Doherty admitted he’s been inspired by Stewart’s breakthrough win on the circuit in Madrid last weekend. “Watching him do it definitely makes you think, ‘come on, let’s get involved’,” he said.
Stewart was also happy with his start, having managed to avoid the sort of hangover that often follows a victory.
“I played lovely,” said the 31-year-old after signing for four birdies, with his sole blemish being a bogey 6 at the 16th - his seventh.
“Tee to green was very good and my iron play is starting to feel that it is back to where it used to be.”
Ferguson, the 2013 British Boys’ champion from Bearsden, made his score by covering the back nine in two-under.
“After being level for the front nine, which has three par-5s, I was saying ‘oh no’ or words to those effect at the turn,” said the 19-year-old, smiling.
“I then managed to cover a tough stretch of holes from 10 through to 14 in one-under before making a nice birdie-2 at the 17th.”
Also out in the afternoon, when played was halted for 50 minutes due to a thunderstorm, Paul Shields and Bradley Neil carded matching 72s.
“I played well on my front nine, giving myself chance after chance, before the wind picked up and made the back nine quite tough,” said Shields, a rookie on the second-tier circuit this season.
Neil, who turned pro after playing in both The Masters and US Open last season on the back of his 2014 Amateur Championship win, was out in 32, three-under.
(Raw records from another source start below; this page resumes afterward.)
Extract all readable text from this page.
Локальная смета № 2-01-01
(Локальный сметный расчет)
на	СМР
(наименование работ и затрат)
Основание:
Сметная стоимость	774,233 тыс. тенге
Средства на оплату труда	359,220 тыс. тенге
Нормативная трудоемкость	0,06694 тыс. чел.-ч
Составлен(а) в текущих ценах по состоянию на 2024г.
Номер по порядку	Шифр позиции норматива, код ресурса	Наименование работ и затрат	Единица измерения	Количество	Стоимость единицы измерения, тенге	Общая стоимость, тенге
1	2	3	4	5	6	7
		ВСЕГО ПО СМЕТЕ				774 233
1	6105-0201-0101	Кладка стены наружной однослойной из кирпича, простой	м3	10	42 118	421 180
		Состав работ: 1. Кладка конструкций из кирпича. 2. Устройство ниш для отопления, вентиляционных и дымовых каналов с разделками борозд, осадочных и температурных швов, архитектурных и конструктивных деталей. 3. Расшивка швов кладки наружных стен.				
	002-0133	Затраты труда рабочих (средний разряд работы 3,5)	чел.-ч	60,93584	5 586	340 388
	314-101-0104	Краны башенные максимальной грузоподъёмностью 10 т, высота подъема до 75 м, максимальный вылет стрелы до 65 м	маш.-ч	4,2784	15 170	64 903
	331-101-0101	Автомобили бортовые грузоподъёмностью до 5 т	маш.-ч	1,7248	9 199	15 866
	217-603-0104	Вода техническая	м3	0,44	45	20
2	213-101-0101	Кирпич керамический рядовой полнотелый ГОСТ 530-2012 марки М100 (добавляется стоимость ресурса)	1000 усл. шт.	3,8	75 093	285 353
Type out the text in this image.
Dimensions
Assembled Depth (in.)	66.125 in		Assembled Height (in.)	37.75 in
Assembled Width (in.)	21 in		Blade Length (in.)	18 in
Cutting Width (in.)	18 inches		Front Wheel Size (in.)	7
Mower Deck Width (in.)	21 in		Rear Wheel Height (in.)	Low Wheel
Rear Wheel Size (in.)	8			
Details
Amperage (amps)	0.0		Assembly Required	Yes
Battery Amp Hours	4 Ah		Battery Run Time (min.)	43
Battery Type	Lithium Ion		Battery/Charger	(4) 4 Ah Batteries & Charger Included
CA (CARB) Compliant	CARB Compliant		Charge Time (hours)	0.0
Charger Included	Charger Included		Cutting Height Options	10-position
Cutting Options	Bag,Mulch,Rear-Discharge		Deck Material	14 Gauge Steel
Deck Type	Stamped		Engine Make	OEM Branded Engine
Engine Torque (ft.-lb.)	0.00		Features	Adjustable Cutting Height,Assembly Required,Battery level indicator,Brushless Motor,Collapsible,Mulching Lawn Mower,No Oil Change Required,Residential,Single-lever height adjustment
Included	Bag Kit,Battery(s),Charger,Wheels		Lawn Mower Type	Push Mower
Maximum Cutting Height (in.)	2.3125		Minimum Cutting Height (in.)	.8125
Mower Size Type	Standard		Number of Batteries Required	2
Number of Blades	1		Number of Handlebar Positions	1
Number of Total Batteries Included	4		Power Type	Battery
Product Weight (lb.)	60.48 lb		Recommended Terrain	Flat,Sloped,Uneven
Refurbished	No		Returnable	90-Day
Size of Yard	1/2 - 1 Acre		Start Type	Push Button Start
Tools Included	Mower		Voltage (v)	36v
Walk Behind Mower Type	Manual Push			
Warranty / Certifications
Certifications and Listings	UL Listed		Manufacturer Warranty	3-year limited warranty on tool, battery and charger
The Blairgowrie player then ran up two double-bogeys in three holes but was rightly proud of himself after covering his last six holes in one-under.
“There were a lot of positives out there,” said Neil, who’d woken up feeling unwell and took some medication before heading out.
Out in one of the final groups, Ross Kellett signed for a 73, admitting afterwards: “I need to putt better than that.”
David Law will have a different putter in his bag for the second round after discovering the one he’s used for five years has been bent since last week’s event in Spain.
“As soon as I picked it up earlier in the week I thought it had been damaged and that is definitely the case,” said the Aberdonian after signing for a 74. “It has loads of loft and is toed in.
“I’ve used it for five years and will get it sorted when I get home but Duncan Stewart has a spare one that I can borrow.”
Jack McDonald, making his Challenge Tour debut as a pro, also had to settle for two-over-par opening effort.
The 23-year-old Ayrshireman bagged an early birdie at 11th - his second - only to run up a 6 two holes later after finding water then dropping another shot at the next.
“I gave myself plenty of chances out there but made a couple of silly mistakes that cost me,” admitted McDonald.
Peter Whiteford, the last of the ten Scots, blamed a pull in his game for the bulk of the damage in his disappointing 75.
Hahn, a 27-year-old from Columbus, Ohio, carded an eagle and seven birdies as he set a red-hot pace on Turkey’s Mediterranean coast.
Describing what has been a difficult start to 2016, Hahn spoke of his delight after carding his first sub-70 round of the European Challenge Tour season.
“I have been struggling this year, there’s no secret there,” said Hahn as he reflected on his first sub-70 round of the season. “I think I lost focus and lost track of what I was good at and what got me to where I was as a player.”
The excellent effort him a three-shot lead over Swede Sebastian Soderberg, Portugal’s Ricardo Santos, French duo Joel Stalter and Clement Sordet and English pair Darren Wright and Aaron Rai.
Soderberg, the Road to Oman leader, was the odd man out as his 66 was carved out in the tougher afternoon conditions.